In evaluating ghrelin’s effect on the GH-IGF-I axis, we found an increase in random levels of GH in the Neph/ghrelin rats relative to sham-treated rats (but not relative to the Neph/saline animals). However, there were no significant differences in IGF-I levels between any of the treatment groups, suggesting (as we also observed in the model of cancer cachexia) that ghrelin’s effects are not mediated by IGF-I in these models.

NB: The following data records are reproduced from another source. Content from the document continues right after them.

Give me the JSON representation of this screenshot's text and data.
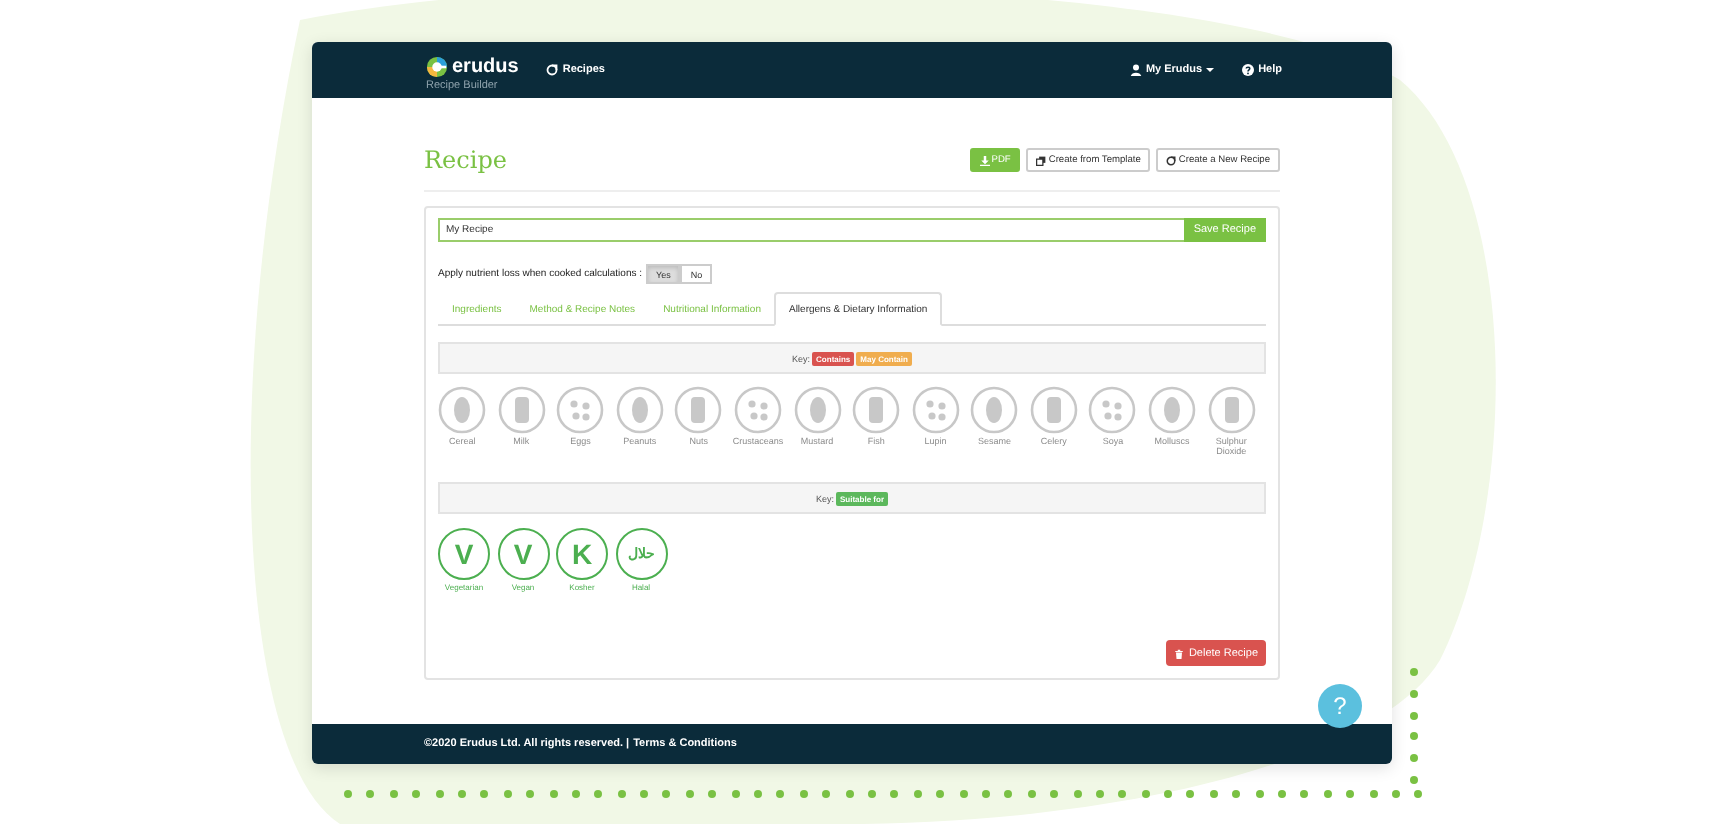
{
  "navbar": {
    "brand": "erudus",
    "subtitle": "Recipe Builder",
    "links": [
      {
        "label": "Recipes"
      }
    ],
    "right_links": [
      {
        "label": "My Erudus",
        "dropdown": true
      },
      {
        "label": "Help",
        "dropdown": false
      }
    ]
  },
  "page_title": "Recipe",
  "actions": [
    {
      "label": "PDF",
      "kind": "primary"
    },
    {
      "label": "Create from Template",
      "kind": "default"
    },
    {
      "label": "Create a New Recipe",
      "kind": "default"
    }
  ],
  "recipe_name": {
    "value": "My Recipe",
    "button": "Save Recipe"
  },
  "nutrient_loss": {
    "label": "Apply nutrient loss when cooked calculations :",
    "options": [
      {
        "label": "Yes",
        "selected": true
      },
      {
        "label": "No",
        "selected": false
      }
    ]
  },
  "tabs": [
    {
      "label": "Ingredients",
      "selected": false
    },
    {
      "label": "Method & Recipe Notes",
      "selected": false
    },
    {
      "label": "Nutritional Information",
      "selected": false
    },
    {
      "label": "Allergens & Dietary Information",
      "selected": true
    }
  ],
  "allergen_key": {
    "label": "Key:",
    "badges": [
      {
        "label": "Contains",
        "color": "#d9534f"
      },
      {
        "label": "May Contain",
        "color": "#f0ad4e"
      }
    ]
  },
  "allergens": [
    {
      "label": "Cereal"
    },
    {
      "label": "Milk"
    },
    {
      "label": "Eggs"
    },
    {
      "label": "Peanuts"
    },
    {
      "label": "Nuts"
    },
    {
      "label": "Crustaceans"
    },
    {
      "label": "Mustard"
    },
    {
      "label": "Fish"
    },
    {
      "label": "Lupin"
    },
    {
      "label": "Sesame"
    },
    {
      "label": "Celery"
    },
    {
      "label": "Soya"
    },
    {
      "label": "Molluscs"
    },
    {
      "label": "Sulphur Dioxide"
    }
  ],
  "dietary_key": {
    "label": "Key:",
    "badges": [
      {
        "label": "Suitable for",
        "color": "#5cb85c"
      }
    ]
  },
  "dietary": [
    {
      "label": "Vegetarian",
      "symbol": "V",
      "suitable": true
    },
    {
      "label": "Vegan",
      "symbol": "V",
      "suitable": true
    },
    {
      "label": "Kosher",
      "symbol": "K",
      "suitable": true
    },
    {
      "label": "Halal",
      "symbol": "حلال",
      "suitable": true
    }
  ],
  "delete_button": "Delete Recipe",
  "footer": {
    "copyright": "©2020 Erudus Ltd. All rights reserved. |",
    "link": "Terms & Conditions"
  },
  "help_bubble": "?"
}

The goal of cachexia research is to improve the lives of humans suffering from cachexia. Small-molecule agonists of the ghrelin receptor GHS-1a had equal efficacy to ghrelin, using compounds that have a longer half-life and oral bioavailability with better potential for clinical use. Ghrelin itself has a short half-life and is not bioavailable, limiting its potential clinical application. The benefit of the present results suggest that these agonists could prevent or ameliorate the development of cachexia in CKD

Conclusion

In conclusion, we have used a rat model of surgically induced renal failure and found that ghrelin treatment improves food intake, total body mass, and lean body mass. Administration of human ghrelin or two synthetic ghrelin-receptor agonists exerted similar benefits. The improvement in lean body mass accrual was in part mediated by a decrease in muscle protein degradation. Ghrelin treatment also caused an overall decrease in circulating cytokines, which may be one mechanism of action of its effects and further highlights potential benefits for therapeutic use.

Footnotes

This work was supported by National Institute of Diabetes and Digestive and Kidney Diseases (NIDDK) K08 NIDDK 1 K08 DK062207-01, National Institutes of Health NIDDK R01 DK 70333-01, F32 DK072820-01A1, and an unrestricted research grant from IPSEN, Inc.

Disclosure Statement: M.D.D., X.Z., P.R.L., A.I., Z.H., G.H., and W.E.M. have nothing to declare. J.E.T, H.A.H., J.Z.D., R.D., and M.D.C. are employees of IPSEN. D.L.M. consults for IPSEN.

First Published Online November 26, 2007

Abbreviations: AgRP, Agouti-related peptide; BUN, blood urea nitrogen; CKD, chronic kidney disease; DEXA, dual-energy x-ray absorptiometry; GHS, GH secretagogue; GM-CSF, granulocyte-macrophage colony-stimulating factor; IL1-RI, IL-1 receptor I; Neph, nephrectomized; NPY, neuropeptide Y; PC-2, prohormone convertase-2; POMC, proopiomelanocortin.